Ochre nodded. “Can’t be many commanders-in-chief who’d have stuck their neck out like he did for us, after what happened at Atlantica. I thought we’d get cashiered for sure.”

“We’re three men down,” Scarlet reminded him sombrely. “That might’ve had something to do with it.”

“Do you have to put a dampener on everything?” Ochre complained, but the twinkle in his eye showed he was not serious.

“We have the present all ready for him,” Melody said, bringing them back to the important matter in hand. But we’re not sure how to get it to the Officers’ Lounge. If we carry it we’re sure to be seen on the CCTV and we don’t want the colonel to get any inkling of what we’re doing.”

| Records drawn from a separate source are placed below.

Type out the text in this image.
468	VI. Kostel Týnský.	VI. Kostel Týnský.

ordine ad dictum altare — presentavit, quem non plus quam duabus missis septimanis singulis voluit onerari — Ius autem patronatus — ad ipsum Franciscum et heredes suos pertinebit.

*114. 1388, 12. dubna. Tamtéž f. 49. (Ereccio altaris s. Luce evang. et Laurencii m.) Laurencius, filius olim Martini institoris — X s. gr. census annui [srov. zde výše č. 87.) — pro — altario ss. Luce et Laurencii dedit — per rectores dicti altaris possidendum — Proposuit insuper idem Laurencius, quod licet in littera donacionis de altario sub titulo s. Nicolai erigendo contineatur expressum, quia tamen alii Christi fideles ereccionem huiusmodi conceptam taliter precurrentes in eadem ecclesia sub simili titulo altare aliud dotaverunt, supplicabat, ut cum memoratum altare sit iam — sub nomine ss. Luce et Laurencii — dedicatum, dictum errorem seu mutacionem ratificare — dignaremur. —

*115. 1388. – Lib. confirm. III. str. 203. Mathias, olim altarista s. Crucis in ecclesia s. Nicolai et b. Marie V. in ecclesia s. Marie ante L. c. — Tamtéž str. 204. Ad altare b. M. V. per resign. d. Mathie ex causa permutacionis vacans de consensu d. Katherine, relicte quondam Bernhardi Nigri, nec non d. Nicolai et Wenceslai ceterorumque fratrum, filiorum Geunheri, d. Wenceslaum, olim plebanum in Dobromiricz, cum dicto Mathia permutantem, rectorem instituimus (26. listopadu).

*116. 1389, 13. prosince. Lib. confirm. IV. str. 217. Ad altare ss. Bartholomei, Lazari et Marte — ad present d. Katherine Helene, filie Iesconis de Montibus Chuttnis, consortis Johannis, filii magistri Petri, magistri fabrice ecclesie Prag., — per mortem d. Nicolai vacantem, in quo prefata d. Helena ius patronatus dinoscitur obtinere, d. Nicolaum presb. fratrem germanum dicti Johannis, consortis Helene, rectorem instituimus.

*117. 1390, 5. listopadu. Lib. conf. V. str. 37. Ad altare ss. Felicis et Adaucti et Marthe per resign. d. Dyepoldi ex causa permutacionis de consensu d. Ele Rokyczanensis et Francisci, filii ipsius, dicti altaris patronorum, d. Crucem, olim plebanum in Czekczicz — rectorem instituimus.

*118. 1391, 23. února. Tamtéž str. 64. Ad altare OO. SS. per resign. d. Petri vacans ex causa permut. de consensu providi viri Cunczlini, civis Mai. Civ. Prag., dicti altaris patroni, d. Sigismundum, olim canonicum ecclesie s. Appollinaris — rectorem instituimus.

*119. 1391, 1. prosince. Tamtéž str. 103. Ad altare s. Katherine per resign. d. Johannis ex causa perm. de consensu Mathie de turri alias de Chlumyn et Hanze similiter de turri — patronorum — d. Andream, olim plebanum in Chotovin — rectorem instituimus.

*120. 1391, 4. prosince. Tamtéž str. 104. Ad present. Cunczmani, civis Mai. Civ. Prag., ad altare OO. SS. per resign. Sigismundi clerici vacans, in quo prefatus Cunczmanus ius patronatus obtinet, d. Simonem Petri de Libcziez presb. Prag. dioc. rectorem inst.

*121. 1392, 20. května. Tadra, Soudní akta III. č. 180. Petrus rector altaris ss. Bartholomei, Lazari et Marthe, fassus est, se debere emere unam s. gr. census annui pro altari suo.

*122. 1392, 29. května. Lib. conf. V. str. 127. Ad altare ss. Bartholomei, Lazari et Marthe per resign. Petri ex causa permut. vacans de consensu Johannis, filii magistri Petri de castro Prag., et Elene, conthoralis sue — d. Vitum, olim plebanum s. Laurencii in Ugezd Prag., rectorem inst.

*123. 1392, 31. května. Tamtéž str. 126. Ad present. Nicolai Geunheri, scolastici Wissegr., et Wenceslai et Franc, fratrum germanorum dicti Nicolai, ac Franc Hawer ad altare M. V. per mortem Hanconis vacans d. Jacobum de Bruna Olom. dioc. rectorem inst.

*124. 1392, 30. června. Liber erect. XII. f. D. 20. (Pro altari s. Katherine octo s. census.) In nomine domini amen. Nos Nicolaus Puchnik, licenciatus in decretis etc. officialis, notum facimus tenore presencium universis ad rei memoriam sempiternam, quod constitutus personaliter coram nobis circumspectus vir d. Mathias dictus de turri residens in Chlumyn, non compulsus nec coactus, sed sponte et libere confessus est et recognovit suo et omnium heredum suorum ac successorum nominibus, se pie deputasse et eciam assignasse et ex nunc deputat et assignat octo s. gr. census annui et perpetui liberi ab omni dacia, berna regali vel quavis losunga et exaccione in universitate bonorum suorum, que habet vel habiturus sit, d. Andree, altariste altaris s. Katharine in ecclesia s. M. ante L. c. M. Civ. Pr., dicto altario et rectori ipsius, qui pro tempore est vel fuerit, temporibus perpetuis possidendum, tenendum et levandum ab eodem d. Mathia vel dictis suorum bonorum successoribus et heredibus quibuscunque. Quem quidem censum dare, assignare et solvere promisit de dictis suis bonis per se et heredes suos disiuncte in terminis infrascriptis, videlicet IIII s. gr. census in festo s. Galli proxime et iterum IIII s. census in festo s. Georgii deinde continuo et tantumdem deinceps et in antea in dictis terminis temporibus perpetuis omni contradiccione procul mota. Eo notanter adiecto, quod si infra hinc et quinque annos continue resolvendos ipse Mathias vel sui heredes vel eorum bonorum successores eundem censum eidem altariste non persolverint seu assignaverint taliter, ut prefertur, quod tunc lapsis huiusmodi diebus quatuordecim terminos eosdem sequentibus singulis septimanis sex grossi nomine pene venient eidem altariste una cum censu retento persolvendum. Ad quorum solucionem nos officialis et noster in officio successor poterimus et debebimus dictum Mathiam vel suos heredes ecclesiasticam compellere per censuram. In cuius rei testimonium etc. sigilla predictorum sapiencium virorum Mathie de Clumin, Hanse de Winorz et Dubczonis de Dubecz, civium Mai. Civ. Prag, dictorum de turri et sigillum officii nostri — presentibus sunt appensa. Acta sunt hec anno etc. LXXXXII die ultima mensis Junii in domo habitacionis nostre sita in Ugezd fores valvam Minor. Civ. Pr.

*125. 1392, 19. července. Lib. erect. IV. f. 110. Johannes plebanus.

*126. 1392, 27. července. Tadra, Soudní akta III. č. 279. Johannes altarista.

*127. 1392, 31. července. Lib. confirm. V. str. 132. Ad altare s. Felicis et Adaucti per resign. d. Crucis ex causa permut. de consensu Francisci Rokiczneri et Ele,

“I had an idea about that,” Blue explained. “I thought we’d get Philly to take it – she could put it in the big wicker laundry basket and wheel it there, right under the Colonel’s gaze. Nobody takes any notice of the support staff – especially Philly. I get surprised at where she gets to – I ought to report her for entering secure areas, but it wouldn’t do any good – nobody notices Philly.”

“True,” Ochre agreed. “That girl gets everywhere.”

Melody grinned. “Good idea, Blue. You’d better let her know.”

“No need. I’ve already asked her to bring the laundry basket here,” Blue admitted.

Scarlet grinned. “So, we’d better get it ready for her then.”


The colonel made his routine evening inspection. It was his habit to speak to the duty Angel pilots, technicians and officers and touch base about any issues that had arisen during the day, before he handed Cloudbase over to the Night Command Team. As usual, the tour concluded with his visit to the Officers’ Lounge. He could hear the murmur of voices as he approached the room, which surprised him. The Officers’ Lounge was not usually a hive of activity.

The door slid open at his approach to reveal the full complement of colour captains, plus Doctor Fawn, Lieutenant Green and the two off duty Angel pilots: Rhapsody and Harmony.

‘Happy Birthday, Colonel!’ they all chorused, and spontaneous applause broke out.

Captain Scarlet – the self-appointed spokesman – stepped forward and handed White a large envelope containing a birthday card signed by them all.

“Why…erm… humph…” White cleared his throat. “Thank you all very much. It is very good of you.”

There was more applause.

Scarlet said: “On behalf of us all, Colonel, we would also like to present you with a birthday gift.”

As if on cue, the line of officers broke up to reveal a large, painstakingly detailed model of Cloudbase, complete with three tiny Angel Interceptor Jets on the runway.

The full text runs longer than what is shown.